Second option: Archival Management System
I am going to get myself set up with a test system of Archon and we're gonna play around with it. But given the state of our archives and its newness, I am not confident that we could secure or maintain funding for a pay system, and of course Archon is going the way of the dodo and then we'll have to pay at some point. Plus, this is a TINY archive, do I really need that much computing power at this point or even five years in the future (when there will inevitably be something way better to implement)? Also, the discovery portal that the library is using is not compatible with EAD, so catalog records would still be necessary if I wanted to mingle with the library's holdings.

There are a ton of kinks to work out, but I want to try to create a system that overlaps and interlinks, so that even if I'm using a weird mashup of ILS, website, and CONTENTdm, that the user isn't feeling confused or let down by a poorly thought-out system. I have more thoughts on the user-driven model for archives, too, which I will probably talk about more as time permits.

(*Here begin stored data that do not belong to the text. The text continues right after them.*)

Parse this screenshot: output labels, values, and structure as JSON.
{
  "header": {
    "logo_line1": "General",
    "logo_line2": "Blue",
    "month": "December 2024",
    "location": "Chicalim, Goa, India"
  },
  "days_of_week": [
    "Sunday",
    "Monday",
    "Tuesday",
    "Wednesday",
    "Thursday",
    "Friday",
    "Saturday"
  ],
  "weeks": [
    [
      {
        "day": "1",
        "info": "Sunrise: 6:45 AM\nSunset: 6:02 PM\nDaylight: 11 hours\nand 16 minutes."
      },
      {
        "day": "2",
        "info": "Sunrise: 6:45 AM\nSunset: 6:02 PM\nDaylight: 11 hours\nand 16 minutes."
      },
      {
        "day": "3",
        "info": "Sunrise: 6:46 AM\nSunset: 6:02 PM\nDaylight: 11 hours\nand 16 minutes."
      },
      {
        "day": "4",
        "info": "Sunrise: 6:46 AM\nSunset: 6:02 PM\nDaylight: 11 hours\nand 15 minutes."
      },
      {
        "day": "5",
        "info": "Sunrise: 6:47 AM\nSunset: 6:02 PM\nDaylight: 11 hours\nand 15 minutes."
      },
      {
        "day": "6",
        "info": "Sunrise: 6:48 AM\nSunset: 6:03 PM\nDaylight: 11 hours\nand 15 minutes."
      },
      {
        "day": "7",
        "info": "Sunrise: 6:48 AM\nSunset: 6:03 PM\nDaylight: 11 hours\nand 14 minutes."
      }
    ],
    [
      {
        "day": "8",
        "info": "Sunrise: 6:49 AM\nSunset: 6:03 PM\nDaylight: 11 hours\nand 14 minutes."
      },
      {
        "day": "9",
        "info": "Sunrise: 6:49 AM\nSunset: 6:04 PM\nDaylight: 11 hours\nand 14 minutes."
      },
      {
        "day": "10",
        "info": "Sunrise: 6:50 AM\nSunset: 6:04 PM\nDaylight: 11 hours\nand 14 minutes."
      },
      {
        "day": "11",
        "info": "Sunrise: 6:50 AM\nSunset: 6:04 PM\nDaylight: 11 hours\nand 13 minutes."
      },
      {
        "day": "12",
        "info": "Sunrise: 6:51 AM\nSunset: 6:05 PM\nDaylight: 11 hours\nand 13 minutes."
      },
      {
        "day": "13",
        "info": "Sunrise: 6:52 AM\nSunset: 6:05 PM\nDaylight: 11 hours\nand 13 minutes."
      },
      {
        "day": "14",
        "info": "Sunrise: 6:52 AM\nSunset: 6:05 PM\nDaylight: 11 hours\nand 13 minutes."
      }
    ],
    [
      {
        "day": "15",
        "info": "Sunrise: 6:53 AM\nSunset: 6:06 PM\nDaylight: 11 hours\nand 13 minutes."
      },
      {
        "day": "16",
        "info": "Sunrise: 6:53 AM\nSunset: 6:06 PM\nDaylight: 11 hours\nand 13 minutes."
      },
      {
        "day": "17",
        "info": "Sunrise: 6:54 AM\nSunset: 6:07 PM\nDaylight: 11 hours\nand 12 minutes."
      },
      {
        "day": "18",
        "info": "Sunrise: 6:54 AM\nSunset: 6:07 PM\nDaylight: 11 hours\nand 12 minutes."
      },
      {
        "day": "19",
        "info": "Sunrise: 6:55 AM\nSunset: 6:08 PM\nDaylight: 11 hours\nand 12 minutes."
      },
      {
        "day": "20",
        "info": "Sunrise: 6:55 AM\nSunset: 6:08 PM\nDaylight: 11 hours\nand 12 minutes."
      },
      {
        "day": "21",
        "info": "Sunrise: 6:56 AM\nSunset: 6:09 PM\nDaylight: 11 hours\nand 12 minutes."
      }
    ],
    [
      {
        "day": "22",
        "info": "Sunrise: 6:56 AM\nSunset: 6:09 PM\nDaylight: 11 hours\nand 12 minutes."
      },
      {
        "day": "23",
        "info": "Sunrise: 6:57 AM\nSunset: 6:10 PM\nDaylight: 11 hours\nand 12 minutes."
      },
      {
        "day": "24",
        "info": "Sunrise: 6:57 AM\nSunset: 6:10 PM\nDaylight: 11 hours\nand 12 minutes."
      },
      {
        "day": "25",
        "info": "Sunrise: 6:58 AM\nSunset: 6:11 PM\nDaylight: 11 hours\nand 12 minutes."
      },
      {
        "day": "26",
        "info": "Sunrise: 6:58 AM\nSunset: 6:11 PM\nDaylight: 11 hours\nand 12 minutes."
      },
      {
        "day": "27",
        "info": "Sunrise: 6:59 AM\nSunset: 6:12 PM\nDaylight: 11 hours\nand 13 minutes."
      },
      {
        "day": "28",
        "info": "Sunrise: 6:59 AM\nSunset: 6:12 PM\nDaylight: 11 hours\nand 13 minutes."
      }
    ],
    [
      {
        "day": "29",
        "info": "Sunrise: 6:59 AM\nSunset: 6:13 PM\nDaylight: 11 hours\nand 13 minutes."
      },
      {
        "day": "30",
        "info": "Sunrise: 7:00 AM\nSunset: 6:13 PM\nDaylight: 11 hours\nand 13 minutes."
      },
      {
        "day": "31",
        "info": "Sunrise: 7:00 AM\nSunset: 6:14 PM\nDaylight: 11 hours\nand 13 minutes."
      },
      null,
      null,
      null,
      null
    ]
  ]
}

I was so glad to see that the SAA meeting was so devoted to exploring the idea of service, because after having been in libraries for several years, I was pretty disappointed in many ways at the way that archives still serve (or don't serve) their patrons.

More on that later.

Tuesday, August 13, 2013

Pressures

I remember, when I was starting out in archives, getting excited about every new thing that came across my desk. I was a history major at the time, and every scrap of history was a new world, another little piece in the puzzle of "what happened." My curiosity eventually lost its edge. I mean, I didn't lose my love of history or anything quite so dire, but I definitely gave up on the sentimentality of the historical object. When you see enough old newspapers, you kind of stop caring about every article, every advertisement, every photograph. The sheet weight of all that historical material pressing on your time strips some of the romanticism away from the work.
But today, I got sucked back in. A random newspaper article, with a quote from a very famous man who recently passed away. The quote was inflammatory, and not at all flattering to either our university or the city and its population. It made me really hungry for more information about my university and its place in the history of this community.
Normally archivists don't deal with this. Rarely are we the ones who personally investigate history, but in some instances, we have to be. Because no one else is going to investigate.
"Wicked people never have time for reading. It's one of the reasons for their wickedness." —Lemony Snicket, The Penultimate Peril.